A primeira dos títulos de crédito a tangenciar para o universo digital foi a duplicata, documentos causais a outros — documentos estes que também passaram para a digitalização. Regidas pela Lei n° 13,775/2018, as duplicatas vinculadas a um documento fiscal passam por processos padrões da negociação e são aplicadas semelhantemente as duplicatas físicas. Em exemplo, mostrado a seguir pela imagem-ilustração disponibilizada pelo site do Banco Central do Brasil:

artigo Jose Victor dos Santos Neto

          A partir de seu vinculo com outro documento fiscal, são disponibilizadas entres os negociantes, entregando direitos presentes análogos ao documento físico. Passando, somente  pela alteração da cartularidade, princípio que reestrutura-se na hermenêutica.

Invariavelmente, existiram princípios norteadores nos títulos de crédito, a cartularidade, a literalidade e a autonomia. Tais princípios garantem estabilidades jurídicas, permitem a segurança entre as partes na efetivação do pagamento, sendo a conclusão em boa fé o desejo final dos negócios cambiais como regra geral. Via de regra espera-se o adimplemento nas relações cambiárias em que  encontram-se os particulares.

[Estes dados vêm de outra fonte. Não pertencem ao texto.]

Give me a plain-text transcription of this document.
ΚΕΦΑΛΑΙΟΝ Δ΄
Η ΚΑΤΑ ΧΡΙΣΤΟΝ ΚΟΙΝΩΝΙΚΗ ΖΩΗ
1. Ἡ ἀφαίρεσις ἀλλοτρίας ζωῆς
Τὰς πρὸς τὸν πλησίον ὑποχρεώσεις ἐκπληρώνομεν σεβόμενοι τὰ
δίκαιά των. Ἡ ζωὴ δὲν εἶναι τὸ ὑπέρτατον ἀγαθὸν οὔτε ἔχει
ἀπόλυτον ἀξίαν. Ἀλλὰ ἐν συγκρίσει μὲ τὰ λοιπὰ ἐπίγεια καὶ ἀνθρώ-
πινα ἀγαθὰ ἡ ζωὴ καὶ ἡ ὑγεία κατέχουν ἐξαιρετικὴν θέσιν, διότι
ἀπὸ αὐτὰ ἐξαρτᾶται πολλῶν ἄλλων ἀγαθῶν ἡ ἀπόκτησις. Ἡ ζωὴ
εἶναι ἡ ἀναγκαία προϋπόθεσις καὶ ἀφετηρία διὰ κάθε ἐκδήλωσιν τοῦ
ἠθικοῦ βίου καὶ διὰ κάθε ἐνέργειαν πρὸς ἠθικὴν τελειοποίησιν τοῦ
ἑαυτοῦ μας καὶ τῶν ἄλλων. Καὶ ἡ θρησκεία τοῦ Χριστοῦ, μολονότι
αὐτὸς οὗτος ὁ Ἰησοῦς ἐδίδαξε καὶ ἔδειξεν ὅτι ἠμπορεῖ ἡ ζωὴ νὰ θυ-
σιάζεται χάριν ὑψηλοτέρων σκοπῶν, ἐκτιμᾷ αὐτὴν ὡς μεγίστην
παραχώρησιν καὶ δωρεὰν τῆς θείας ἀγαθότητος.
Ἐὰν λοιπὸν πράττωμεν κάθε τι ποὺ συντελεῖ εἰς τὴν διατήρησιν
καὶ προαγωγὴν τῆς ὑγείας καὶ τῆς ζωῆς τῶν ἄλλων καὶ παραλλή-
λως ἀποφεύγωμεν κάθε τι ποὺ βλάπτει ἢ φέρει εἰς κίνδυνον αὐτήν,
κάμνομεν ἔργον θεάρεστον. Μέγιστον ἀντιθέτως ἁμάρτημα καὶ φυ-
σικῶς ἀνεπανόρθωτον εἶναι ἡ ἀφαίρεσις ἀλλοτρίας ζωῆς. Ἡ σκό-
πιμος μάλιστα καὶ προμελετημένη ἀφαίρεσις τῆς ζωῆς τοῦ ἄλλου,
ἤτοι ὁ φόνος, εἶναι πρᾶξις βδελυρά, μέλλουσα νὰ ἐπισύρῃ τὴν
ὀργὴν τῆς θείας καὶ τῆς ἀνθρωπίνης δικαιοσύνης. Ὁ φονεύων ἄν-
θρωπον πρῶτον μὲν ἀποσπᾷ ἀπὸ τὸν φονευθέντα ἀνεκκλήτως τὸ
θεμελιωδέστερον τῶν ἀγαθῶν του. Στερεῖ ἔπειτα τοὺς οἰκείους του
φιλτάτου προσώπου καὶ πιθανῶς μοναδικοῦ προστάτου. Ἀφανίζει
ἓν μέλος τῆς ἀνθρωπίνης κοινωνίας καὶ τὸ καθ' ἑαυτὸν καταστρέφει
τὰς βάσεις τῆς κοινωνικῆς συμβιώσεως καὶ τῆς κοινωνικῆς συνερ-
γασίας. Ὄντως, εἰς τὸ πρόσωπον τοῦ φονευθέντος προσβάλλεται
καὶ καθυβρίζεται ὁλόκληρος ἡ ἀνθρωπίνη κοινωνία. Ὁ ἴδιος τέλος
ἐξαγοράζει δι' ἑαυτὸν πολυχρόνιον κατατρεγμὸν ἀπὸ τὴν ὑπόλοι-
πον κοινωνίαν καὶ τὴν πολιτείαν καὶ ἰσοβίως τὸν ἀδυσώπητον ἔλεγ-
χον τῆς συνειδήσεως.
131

O princípio da cartularidade afirma que: “o direito de crédito está incorporado ao documento físico (a cártula), sendo indispensável a posse do documento original para exercer, transmitir ou cobrar esse direito”. Logo, aqueles que possuem o documento tornam-se beneficiários do título (sendo na modalidade “ao portador” quando a lei permite, em casos “nominativos” somente aqueles que possuem o nome subscrito no documento serão os devidos beneficiários do crédito).

Porém, surge uma questão. Como haveria a posse do documento (a cartularidade) nos casos não materiais? Onde abordaria a cartularidade sem nenhum aspecto físico presente?

Como visto, há títulos cambiários integralmente tecnológicos  e seus requisitos de cártula física precisaram ser repostos em outros aspectos. Alterando o núcleo da materialidade para a formalidade. Isto é, o princípio da cartularidade precisou remodelar-se nos meios digitais, pois digitalmente não haveria como possuir uma cártula (documento) para o portador.  A cartularidade, antes o próprio documento físico em porte, passa a ser a segurança pelo site proposta e a individualização do direito presente no registro eletrônico. Nele, as informações das partes são introduzidas de maneira a permitir a utilização de os outros instrumentos cambiários  presentes em suas alternativas em papel (endosso, aval).

O art. 889, § 3º, do Código Civil amplia as ideias dos títulos de crédito em quesitos tecnológicos, efetivando em abstrato o padrão dos títulos em geral, permitindo a emissão dos mesmos a partir dos “caracteres criados em computador” e/ou “meio tecnológico equivalente” desde que seguindo os requisitos fundamentais dos títulos de crédito.

Assim, por exemplo, as letras de câmbio seriam regidas em ordem pela LUG, Lei n° 2044 e posteriormente pelo Código Civil seguindo os devidos processos de subsidiariedade e especialidade.

Ainda assim, títulos de créditos comuns no cotidiano foram esquecidos pela passagem do tempo, trocados por outros dispositivos de pagamento mais benéficos entre as partes. O cheque antes presente nas relações de pagamento, pela morosidade e possibilidade de inadimplência (cheque sem fundo) foi substituído por cartões de crédito/débito; as notas promissórias, que sempre constituíram relações mais simples entre credor e devedor foram posteriormente substituídas por PIXs à prazo, ou mesmo instantâneo,que possibilitaram agilidade entre as relações. Evidentemente, tais institutos creditícios não colapsaram nem foram substituídos diretamente pelos demais métodos de pagamento, apenas reduziram-se em usabilidade. Vale ressaltar o boleto bancário, mesmo não sendo propriamente um título de crédito, despenca em uso no cotidiano.

Em suma, os títulos de crédito modernizaram-se conforme o avanço das tecnologias. Leis foram criadas, códigos foram reinterpretados e as relações cotidianas foram afetadas positivamente por essas mudanças. Os benefícios das formas de pagamento atuais possibilitam indivíduos hipossuficientes a adquirirem recursos antes indisponíveis e realizarem transações que podem levar a uma melhora de vida. As relações cartulares mudaram entre empresas, mas mantêm-se essenciais para seus desenvolvimentos econômicos.